Bibliographic Collection: 
Publication Type: Journal Article
Authors: Kivell, Tracy L; Deane, Andrew S; Tocheri, Matthew W; Orr, Caley M; Schmid, Peter; Hawks, John; Berger, Lee R; Churchill, Steven E
Year of Publication: 2015
Journal: Nat Commun
Volume: 6
Pagination: 8431
Date Published: 2015
Publication Language: eng
ISSN: 2041-1723
Keywords: Animals, Biological Evolution, Fossils, Gorilla gorilla, Hand, Hand Bones, Hominidae, Humans, Neanderthals, Pan paniscus, Pan troglodytes, thumb, Wrist

A nearly complete right hand of an adult hominin was recovered from the Rising Star cave system, South Africa.
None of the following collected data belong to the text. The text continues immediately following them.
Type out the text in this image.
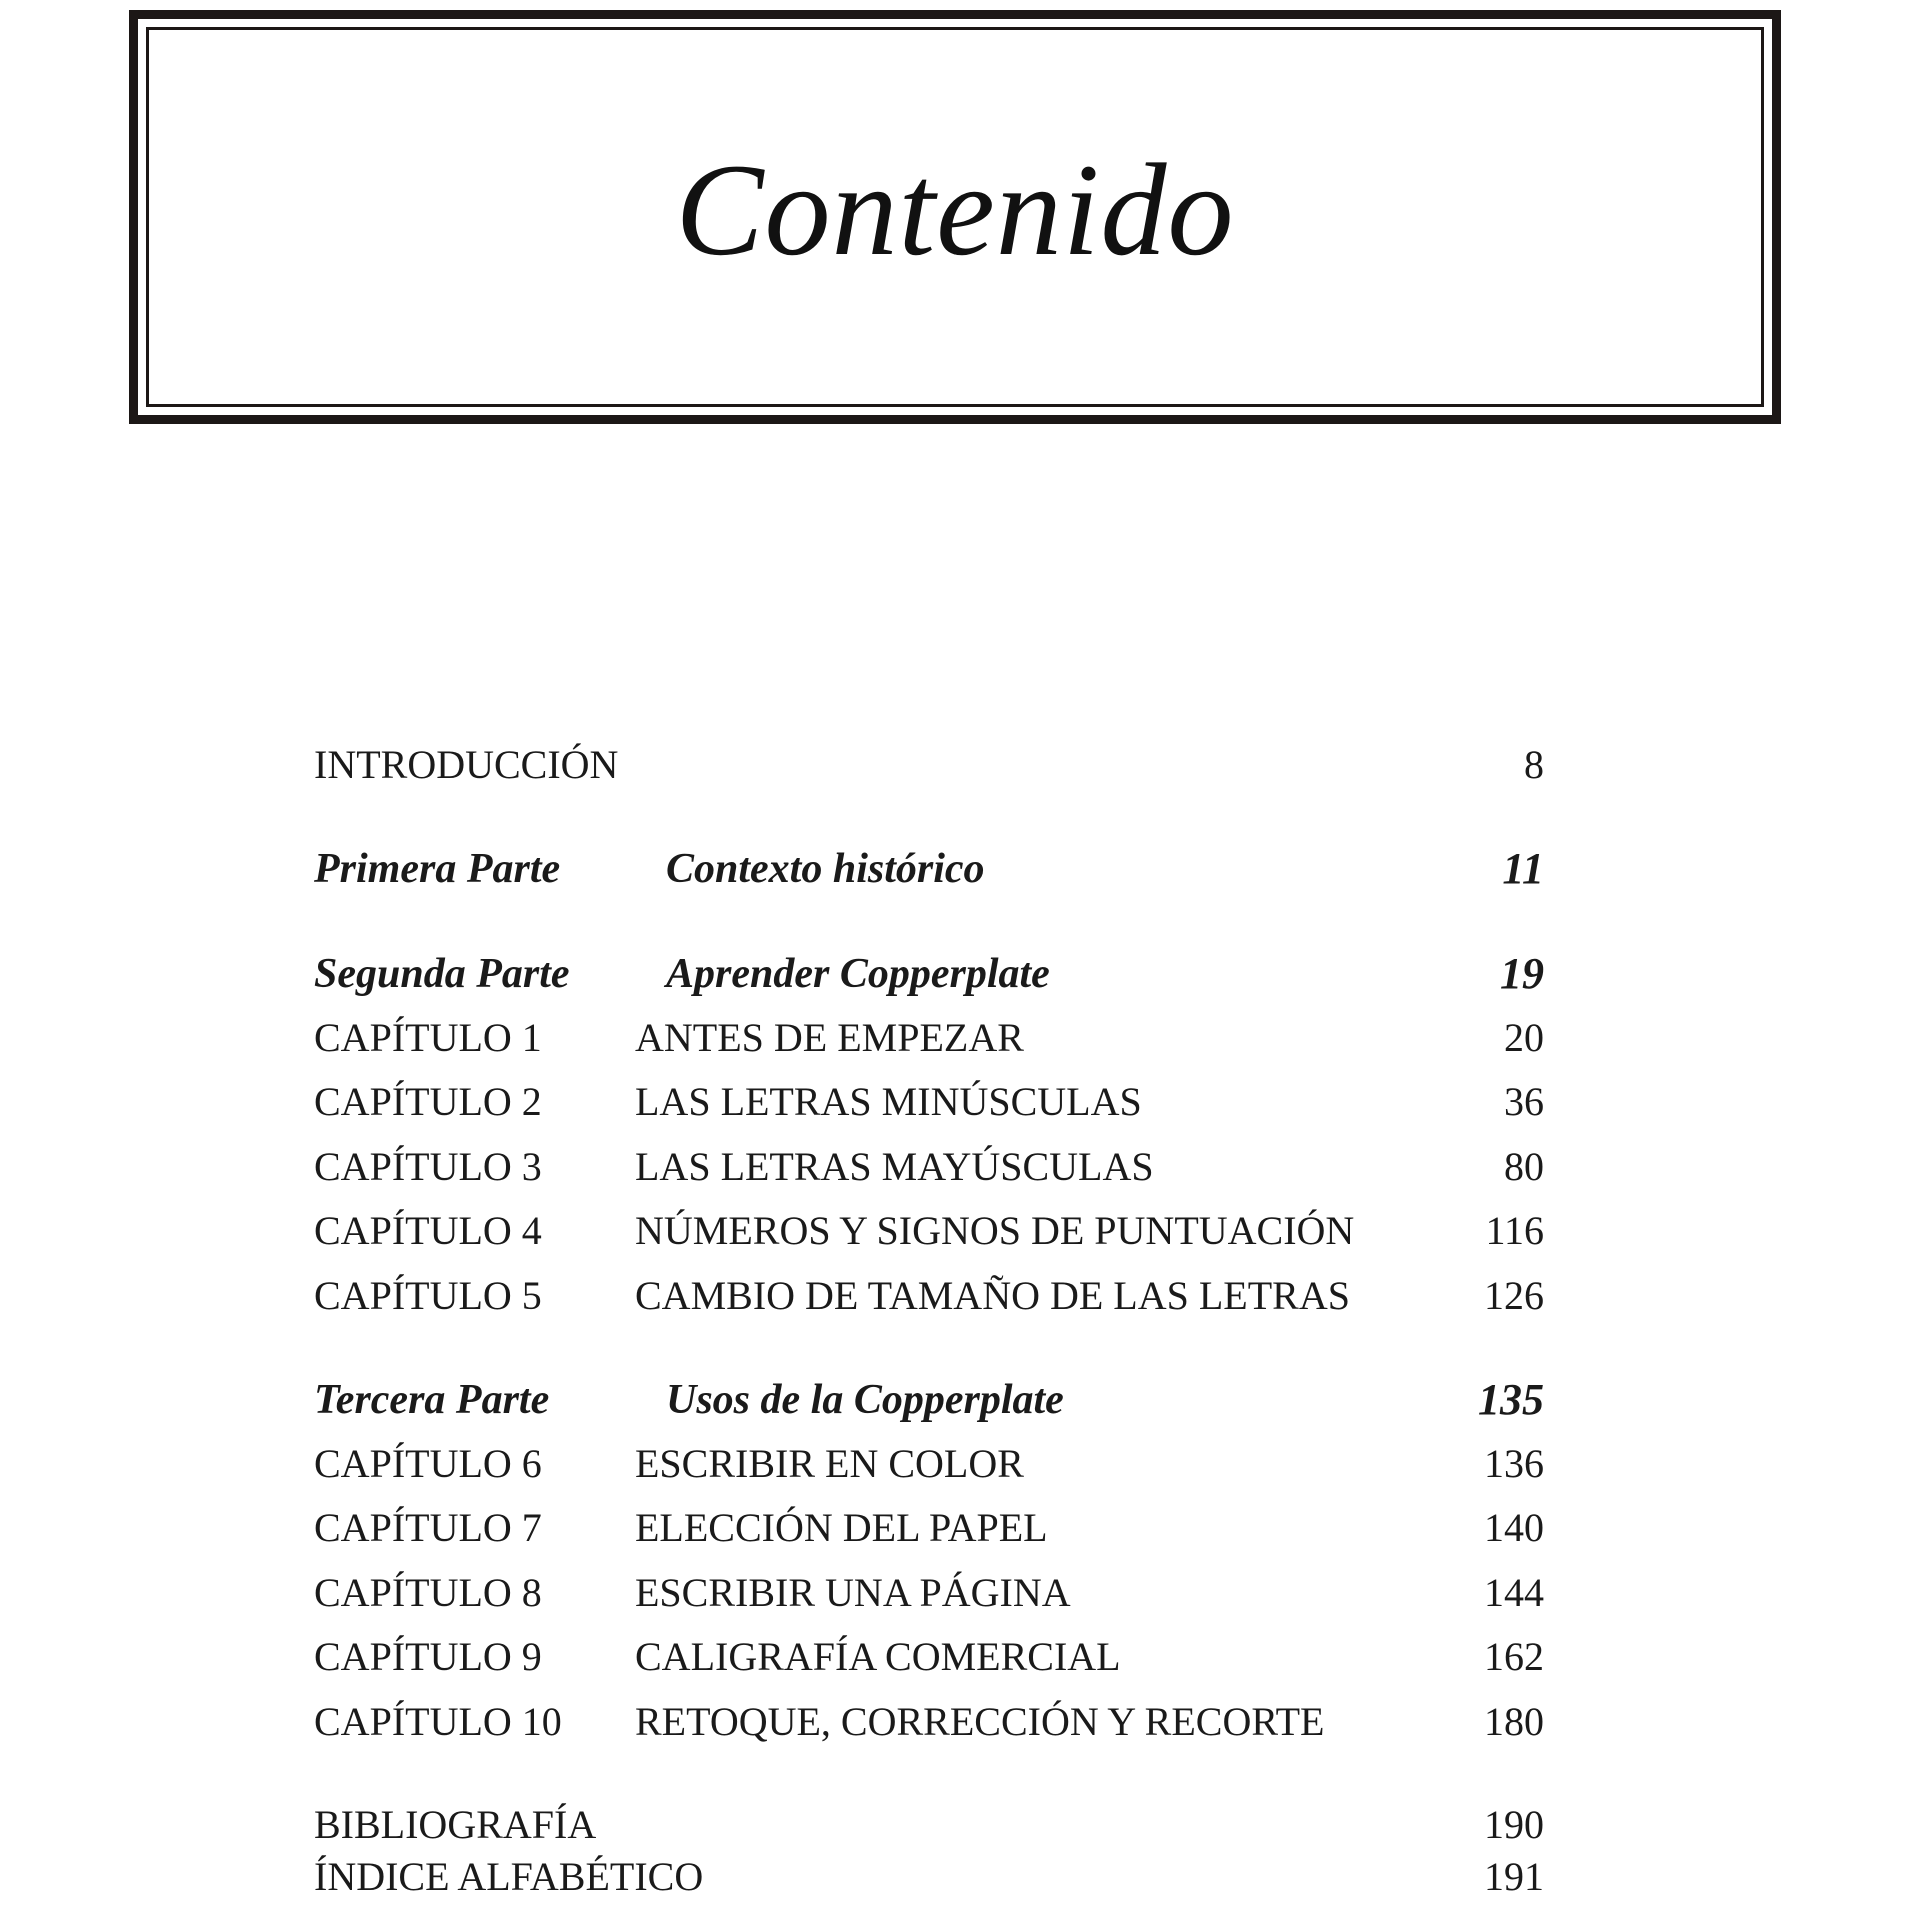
Contenido
INTRODUCCIÓN	8
Primera Parte	Contexto histórico	11
Segunda Parte Aprender Copperplate	19
CAPÍTULO 1 ANTES DE EMPEZAR	20
CAPÍTULO 2 LAS LETRAS MINÚSCULAS	36
CAPÍTULO 3 LAS LETRAS MAYÚSCULAS	80
CAPÍTULO 4 NÚMEROS Y SIGNOS DE PUNTUACIÓN	116
CAPÍTULO 5 CAMBIO DE TAMAÑO DE LAS LETRAS	126
Tercera Parte	Usos de la Copperplate	135
CAPÍTULO 6 ESCRIBIR EN COLOR	136
CAPÍTULO 7 ELECCIÓN DEL PAPEL	140
CAPÍTULO 8 ESCRIBIR UNA PÁGINA	144
CAPÍTULO 9 CALIGRAFÍA COMERCIAL	162
CAPÍTULO 10 RETOQUE, CORRECCIÓN Y RECORTE	180
BIBLIOGRAFÍA	190
ÍNDICE ALFABÉTICO	191
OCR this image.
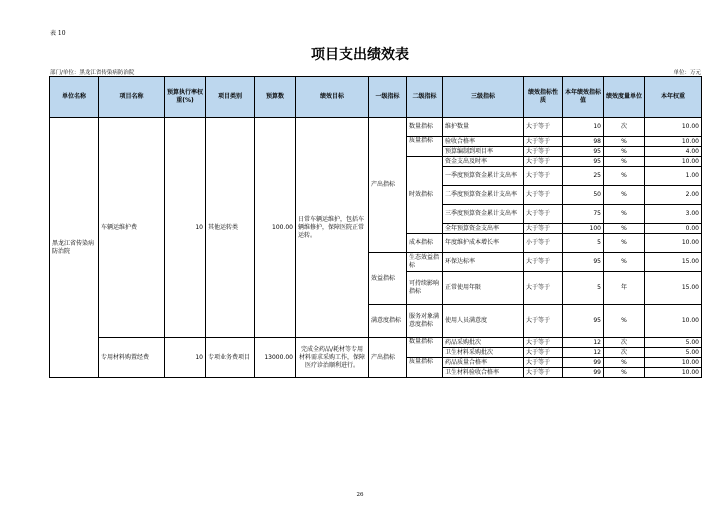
表 10
项目支出绩效表
部门/单位：黑龙江省传染病防治院	单位：万元
单位名称	项目名称	预算执行率权重(%)	项目类别	预算数	绩效目标	一级指标	二级指标	三级指标	绩效指标性质	本年绩效指标值	绩效度量单位	本年权重
黑龙江省传染病防治院	车辆运维护费	10	其他运转类	100.00	日常车辆运维护，包括车辆维修护，保障医院正常运转。	产出指标	数量指标	维护数量	大于等于	10	次	10.00
							质量指标	验收合格率	大于等于	98	%	10.00
								预算编制到项目率	大于等于	95	%	4.00
							时效指标	资金支出及时率	大于等于	95	%	10.00
								一季度预算资金累计支出率	大于等于	25	%	1.00
								二季度预算资金累计支出率	大于等于	50	%	2.00
								三季度预算资金累计支出率	大于等于	75	%	3.00
								全年预算资金支出率	大于等于	100	%	0.00
							成本指标	年度维护成本增长率	小于等于	5	%	10.00
						效益指标	生态效益指标	环保达标率	大于等于	95	%	15.00
							可持续影响指标	正常使用年限	大于等于	5	年	15.00
						满意度指标	服务对象满意度指标	使用人员满意度	大于等于	95	%	10.00
	专用材料购置经费	10	专项业务费项目	13000.00	完成全药品/耗材等专用材料需求采购工作，保障医疗诊治顺利进行。	产出指标	数量指标	药品采购批次	大于等于	12	次	5.00
								卫生材料采购批次	大于等于	12	次	5.00
							质量指标	药品质量合格率	大于等于	99	%	10.00
								卫生材料验收合格率	大于等于	99	%	10.00
26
Based on associated hominin material, the bones of this hand are attributed to Homo naledi. This hand reveals a long, robust thumb and derived wrist morphology that is shared with Neandertals and modern humans, and considered adaptive for intensified manual manipulation. However, the finger bones are longer and more curved than in most australopiths, indicating frequent use of the hand during life for strong grasping during locomotor climbing and suspension. These markedly curved digits in combination with an otherwise human-like wrist and palm indicate a significant degree of climbing, despite the derived nature of many aspects of the hand and other regions of the postcranial skeleton in H. naledi.